Amur has just released details of the 2018 programme of works for its Kun-Manie nickel sulphide mine in Russia, and the emphasis is now shifting further and further towards development.

WATCH: Amur Minerals moving away from exploration into pre-production at Kun-Manie

Drilling will occur this year, but much more emphasis will be placed on metallurgical work, updating the open-pit and underground mine plans at IKEN/KUBUK, boosting the resource base on data already being processed, doing metallurgical work, and wrapping an economic model around all the results.

Young expects an independently audited pre-feasibility study to be in place by the end of the second quarter of this year, with some of the work likely to be at full-feasibility standard.

“We’re just going to keep going down this road,” he says.

“We’re going to meet all the requirements of the Russian authorities. And we’re going to keep to our basic premise which has always been that we will keep driving this through towards production. If necessary we will find financing to do it ourselves.”

If some kind of deal comes along in the meantime, though, so much the better.

“A deal will be done when the time is right,” says Young firmly.

In the meantime, buoyed by a new funding facility from Riverfort, the company is in a strong position to press on with this year’s work programme.

This year will bring a new flavour to the work though, one added by the near-unique nature of the nickel deposit at Kun-Manie.

As is well-known, with a resource invenotry of more than a million tonnes of nickel equivalent, Kun-Manie is one of the last remaining major nickel sulphide deposits in the world, and as Young points out, the largest in the vicinity of three of the major demand centres for electric vehicle batteries, China, Korea and Japan.

Nickel is a key component in electric vehicle batteries, but from an economic perspective not every nickel production source is suitable.

That’s because the processing nickel from out of the remaining major source, laterites, is very expensive when it comes to manufacturing the sulphate form of nickel required for batteries.
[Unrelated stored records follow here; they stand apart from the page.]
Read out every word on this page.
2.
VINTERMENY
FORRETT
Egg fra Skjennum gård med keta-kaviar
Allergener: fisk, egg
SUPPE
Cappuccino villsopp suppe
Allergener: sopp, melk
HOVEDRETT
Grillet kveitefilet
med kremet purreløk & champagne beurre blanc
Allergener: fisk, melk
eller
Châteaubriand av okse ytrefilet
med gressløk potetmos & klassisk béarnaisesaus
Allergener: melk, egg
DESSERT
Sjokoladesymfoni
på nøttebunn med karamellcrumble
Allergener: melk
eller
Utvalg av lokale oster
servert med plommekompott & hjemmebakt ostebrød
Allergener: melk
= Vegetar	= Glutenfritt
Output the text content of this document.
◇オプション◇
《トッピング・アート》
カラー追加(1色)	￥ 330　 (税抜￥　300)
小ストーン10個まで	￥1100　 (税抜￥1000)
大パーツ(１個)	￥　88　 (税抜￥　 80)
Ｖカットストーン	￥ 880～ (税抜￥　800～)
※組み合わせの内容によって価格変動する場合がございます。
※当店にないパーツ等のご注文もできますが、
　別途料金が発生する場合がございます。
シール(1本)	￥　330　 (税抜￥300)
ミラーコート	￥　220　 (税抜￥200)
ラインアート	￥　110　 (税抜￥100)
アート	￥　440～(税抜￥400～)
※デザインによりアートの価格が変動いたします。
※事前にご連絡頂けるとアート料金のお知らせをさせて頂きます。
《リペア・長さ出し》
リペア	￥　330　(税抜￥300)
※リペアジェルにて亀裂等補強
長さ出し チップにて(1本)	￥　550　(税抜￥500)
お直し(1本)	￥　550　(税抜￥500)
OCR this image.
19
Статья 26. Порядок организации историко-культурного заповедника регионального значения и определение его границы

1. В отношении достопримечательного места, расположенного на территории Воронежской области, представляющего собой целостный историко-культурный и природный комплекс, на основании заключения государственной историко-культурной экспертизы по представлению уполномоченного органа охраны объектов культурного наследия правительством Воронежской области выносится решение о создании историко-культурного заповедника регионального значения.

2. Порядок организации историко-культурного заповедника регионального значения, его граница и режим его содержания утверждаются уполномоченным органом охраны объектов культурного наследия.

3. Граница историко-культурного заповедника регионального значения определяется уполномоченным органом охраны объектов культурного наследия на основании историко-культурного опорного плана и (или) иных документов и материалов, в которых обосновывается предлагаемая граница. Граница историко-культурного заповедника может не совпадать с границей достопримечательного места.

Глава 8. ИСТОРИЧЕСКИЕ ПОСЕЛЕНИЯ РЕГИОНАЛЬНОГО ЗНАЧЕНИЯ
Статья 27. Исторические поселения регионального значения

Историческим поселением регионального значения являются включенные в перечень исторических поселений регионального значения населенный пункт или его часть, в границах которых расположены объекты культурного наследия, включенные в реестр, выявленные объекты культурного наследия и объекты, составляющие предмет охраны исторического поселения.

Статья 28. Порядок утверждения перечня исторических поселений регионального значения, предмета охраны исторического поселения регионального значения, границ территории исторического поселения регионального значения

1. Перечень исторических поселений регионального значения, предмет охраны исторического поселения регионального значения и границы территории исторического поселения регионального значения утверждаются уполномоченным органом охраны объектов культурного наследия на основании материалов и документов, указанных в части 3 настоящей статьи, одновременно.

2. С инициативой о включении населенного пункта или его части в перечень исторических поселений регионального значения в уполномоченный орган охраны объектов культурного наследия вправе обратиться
Nickel sulphides, like Kun-Manie, are much cheaper.

All of which adds another dimension to the potential offering from Kun-Manie.

“We know we can generate a concentrate,” says Young.

“We know we can sell it to a smelter. But there is also the possibility we could make our own concentrate and generate sulphate minerals for use in batteries, cutting out the middle man. So we are taking a close look at what it would take us to become an end-product supplier all the way down to the battery makers themselves. We are the largest sulphide project near the Chinese market.”

What’s more, although the location of Kun-Manie in Russia has sometimes been seen as a negative on Western bourses, in terms of cutting battery-related deals in the Far East, it could actually turn in to a benefit.

“The Russians and the Chinese have good working relations,” says Young.

In the meantime, much hard work remains to be done.

“We’ll be staying the course,” says Young.

“We’re focussed on what we’re doing. The resource update, the life of mine work, the underground updates, the met work – all of these things move the metal forward.”